Dan Falcitelli, the executive director of Floyd Against Drugs, was named Advocate of the Year by the Community Anti-Drug Coalitions of America.
Despite the fact that Washington D.C. was so busy that night President Donald Trump was acquitted, he at least got to tell District 14 House Rep. Tom Graves about the award.
“He said he was proud of us,” Falcitelli said. He received the title from work done for Floyd County and Rome City youth to see a downward spiral in the use of alcohol and marijuana.
Some of that work included holding a lunch and learn event in 2018 to educate about the use of prescription drugs, which he’s seen as a problem in the area. He also has taken time to talk to students about vaping and how dangerous it can be.
FAD is strictly based on preventing students from doing drugs, whether it’s alcohol, prescription or recreational use. Falcitelli came in as the executive director of the group in 2015 and said much of his passion for preventative measures against drug use comes from personal family experiences.

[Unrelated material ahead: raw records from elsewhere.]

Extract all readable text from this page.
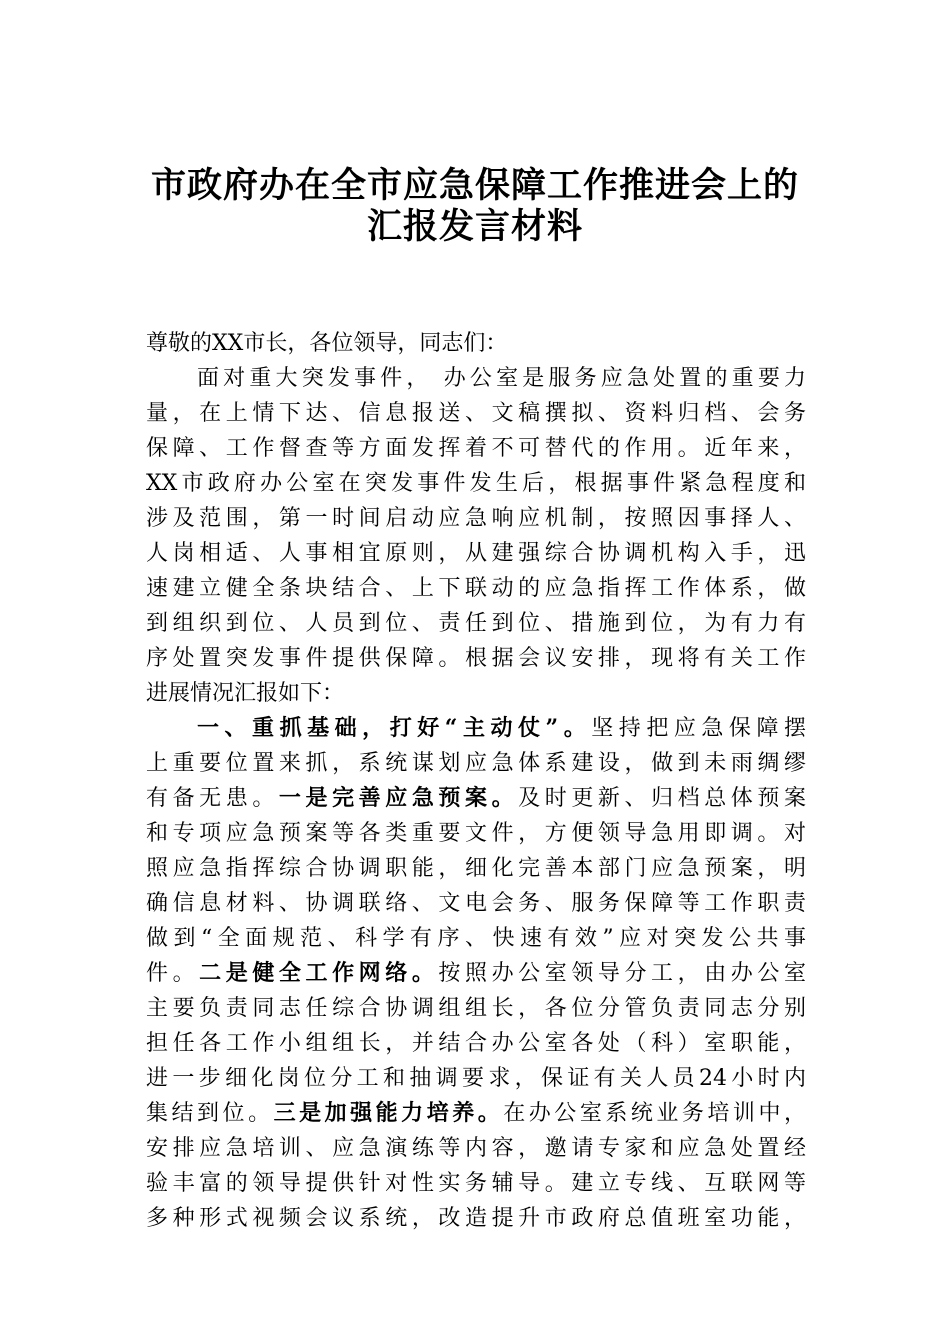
市政府办在全市应急保障工作推进会上的
汇报发言材料
尊敬的XX市长，各位领导，同志们：
面对重大突发事件， 办公室是服务应急处置的重要力
量，在上情下达、信息报送、文稿撰拟、资料归档、会务
保障、工作督查等方面发挥着不可替代的作用。近年来，
XX市政府办公室在突发事件发生后，根据事件紧急程度和
涉及范围，第一时间启动应急响应机制，按照因事择人、
人岗相适、人事相宜原则，从建强综合协调机构入手，迅
速建立健全条块结合、上下联动的应急指挥工作体系，做
到组织到位、人员到位、责任到位、措施到位，为有力有
序处置突发事件提供保障。根据会议安排，现将有关工作
进展情况汇报如下：
一、重抓基础，打好“主动仗”。坚持把应急保障摆
上重要位置来抓，系统谋划应急体系建设，做到未雨绸缪
有备无患。一是完善应急预案。及时更新、归档总体预案
和专项应急预案等各类重要文件，方便领导急用即调。对
照应急指挥综合协调职能，细化完善本部门应急预案，明
确信息材料、协调联络、文电会务、服务保障等工作职责
做到“全面规范、科学有序、快速有效”应对突发公共事
件。二是健全工作网络。按照办公室领导分工，由办公室
主要负责同志任综合协调组组长，各位分管负责同志分别
担任各工作小组组长，并结合办公室各处（科）室职能，
进一步细化岗位分工和抽调要求，保证有关人员24小时内
集结到位。三是加强能力培养。在办公室系统业务培训中，
安排应急培训、应急演练等内容，邀请专家和应急处置经
验丰富的领导提供针对性实务辅导。建立专线、互联网等
多种形式视频会议系统，改造提升市政府总值班室功能，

When his family moved to Floyd County, his two daughters attended school in the Model area. His oldest went to Model High School and his youngest went to Model Middle School. Both of his daughters told him they knew of students who were doing drugs in the bathroom at the schools.
“I was like, ‘Where’s my badge? Where’s my gun?” the retired police officer laughed. “But that kind of fueled it.”
His sister also dealt with addiction after getting involved in a wreck with a drunk driver in Valdosta where Falcitelli served as a police officer. Doctors prescribed her with pain medication and she ended up becoming addicted to it.
“People that say it won’t happen to them, they better watch out,” he said. “She broke her jaw and hurt her shoulder. Just like that, she ended up addicted.”
He took his sister in after that, and she’s been clean for two years.
The group is hoping to extend the federal grant that funds Floyd Against Drugs to begin work on prescription drugs.
Along with the work the group has done in Floyd County and Rome City Schools, they have donated Narcan to both local police departments. The nasal spray counteracts the effects of an opioid overdose.